Why Ecommerce Sites Get Penalized by Google and the Panda Update

Google released the friendly sounding update Panda into the wild over a year ago, and the bamboo it was supposed to munch on were content farms. Content farms included sites such as eHow and typically had a lot of content written by a lot of people on a lot of different topics, all  highly SEO’d to rank for a multitude of search terms, such as “How to Bath Your Dog” or “How to Get Dressed in the Morning in Richmond VA.”

Bluntly, content farms were asking for a Google update to take them out: they provided very poorly written content, churned out by ‘professional writers’ who could barely string two words together without using an exclamation point!

Panda targeted “thin content”, which broadly means poorly written English, repetitive regurgitation, low word counts, a large number of pages on the site and providing little in the way of value to human readers.
The problem with this description is we are also describing an eCommerce site and Panda cannot tell between a badly written content farm and high-value, commercial site delivering real value.

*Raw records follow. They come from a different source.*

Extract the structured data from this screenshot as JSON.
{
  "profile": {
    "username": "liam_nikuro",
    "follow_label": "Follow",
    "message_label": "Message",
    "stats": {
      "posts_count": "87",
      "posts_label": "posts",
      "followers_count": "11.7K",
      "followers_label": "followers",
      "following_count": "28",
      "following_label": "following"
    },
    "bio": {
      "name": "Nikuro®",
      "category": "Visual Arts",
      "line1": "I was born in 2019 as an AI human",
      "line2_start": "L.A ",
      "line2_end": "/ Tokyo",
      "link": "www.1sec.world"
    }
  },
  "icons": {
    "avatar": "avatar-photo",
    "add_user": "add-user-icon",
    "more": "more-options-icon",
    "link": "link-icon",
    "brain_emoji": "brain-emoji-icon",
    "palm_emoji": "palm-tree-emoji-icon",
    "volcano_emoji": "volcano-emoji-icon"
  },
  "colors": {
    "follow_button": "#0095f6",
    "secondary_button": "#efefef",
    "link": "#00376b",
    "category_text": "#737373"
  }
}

Ecommerce sites typically have:

Lots of Pages
Because they offer lots of products, and even where the product line is restricted, there will be lots of options. Think colors and sizes for one V-Neck T-shirt and suddenly you see how many pages can be created for one very simple product.

Duplicated Content
Duplicate content provides zero SEO benefit, and with Panda it is waving a red rag at a stampeding bull. But use our t-shirt site again, and you can see you cannot really write something that different about a red t-shirt or a blue one: the only difference is the color.
Another issue for Ecommerce sites is that they frequently take a product description, especially if it is technical in nature, from the manufacturer or master distributor’s site and paste it into their own product pages.

Low Word Counts
Again, just how much can you say about a t-shirt?
Seriously, try to write 400 words on t-shirts of any kind…and then think of the task extrapolated out for S, M, L, XL and XXL variations then multiplied out further by color variations and this is even before we get to different styles.
It is usual to see a product page which is heavy on images with a light touch when it comes to the word count.